Trois questions à …Mejdaline Mhiri

Pouvez-vous en quelques minutes me raconter votre parcours ?

La journaliste Sportive Mejdaline Mhiri

Agée de 28 ans, j’ai d’abord obtenu un BAC +4 Cinéma avant de réaliser que je n’étais peut être pas faite pour cette voie. Originaire d’Ivry sur Seine dans le 94 et complètement passionnée de Handball j’ai donc décidé de me lancer dans le journalisme. Je n’avais alors à ce moment la aucune idée de ce qu’était réellement le journalisme. J’ai d’abord commencé en écrivant pour un blog en ligne sur le handball, puis j’ai poursuivi en faisant des stages dans différents médias (Le Parisien, France TV). J’ai par la suite décroché un job dans le quotidien Sud-Ouest. J’étais à ce moment la une journaliste sans vraiment être reconnue. J’ai donc continué mes études pour obtenir un BAC+ 5 au CELSA. J’ai donc depuis l’année dernière une véritable carte de presse et je travaille depuis maintenant 2 ans dans le magazine trimestriel « Les Sportives ».

Pouvez-vous me décrire en quelques phrases le métier de journaliste sportive ?

Tout d’abord avant d’être journaliste sportive, je suis d’abord journaliste.
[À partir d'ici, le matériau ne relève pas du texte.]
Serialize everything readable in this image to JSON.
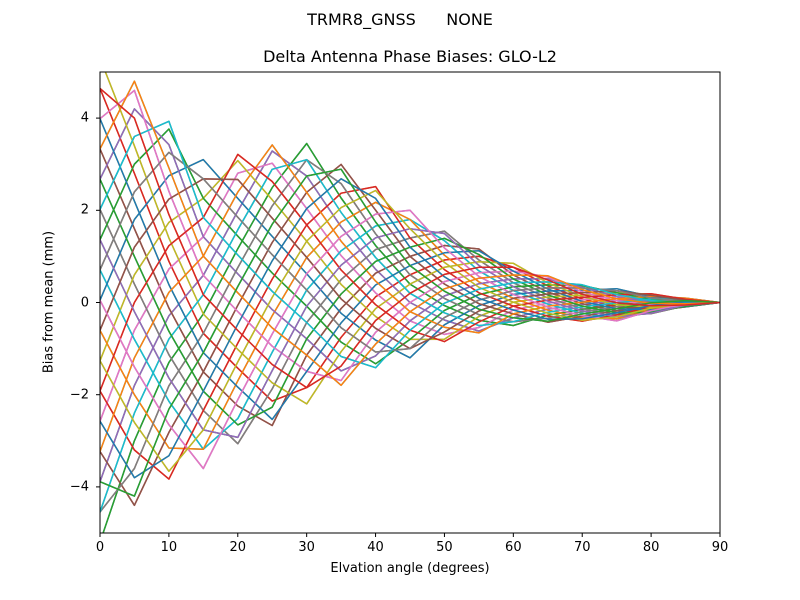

On est constamment dans la recherche de l’information, on a un véritable esprit de synthèse. C’est un métier qui nous laisse très peu de répit puisqu’il demande beaucoup de disponibilité et notamment les week-ends. Il faut être capable de connaître à peu près tous les sports pour pouvoir couvrir toutes sortes d’évènements. Par exemple, avant je ne connaissais pas bien le Rugby, aujourd’hui je m’y intéresse de plus en plus. 

Journaliste sportif c’est avant tout le contact avec les gens. Il faut savoir mettre à l’aise les personnalités que l’on est susceptible d’interviewer tout en se renseignant auparavant sur eux, leur carrière et leur palmarès. Plus on sait ce que l’on vient chercher, plus l’interview se passera bien.

Quels rapports entretenez vous avec vos collègues hommes ? Avez vous déjà rencontré des problèmes par rapport au fait que vous soyez une femme ?

Heureusement, tout s’est toujours très bien passé pour moi. Je suis aussi ce que l’on pourrait qualifier de « grande gueule » et je ne me laisse pas marcher sur les pieds. Mais je n’ai jamais été la cible de remarques sexistes ou autres. Au contraire, je dirais même que parfois le fait d’être une femme a des avantages, on nous remarque souvent plus que les autres. Après je suis pigiste, je travaille de chez moi ce qui fait que je n’ai pas tellement de rapports au quotidien avec mes collègues hommes mais encore une fois, tout s’est toujours très bien passé. Mais une fois encore si il y avait plus de femmes journalistes sportives, il y aurait moins de commentaires sexistes tout simplement.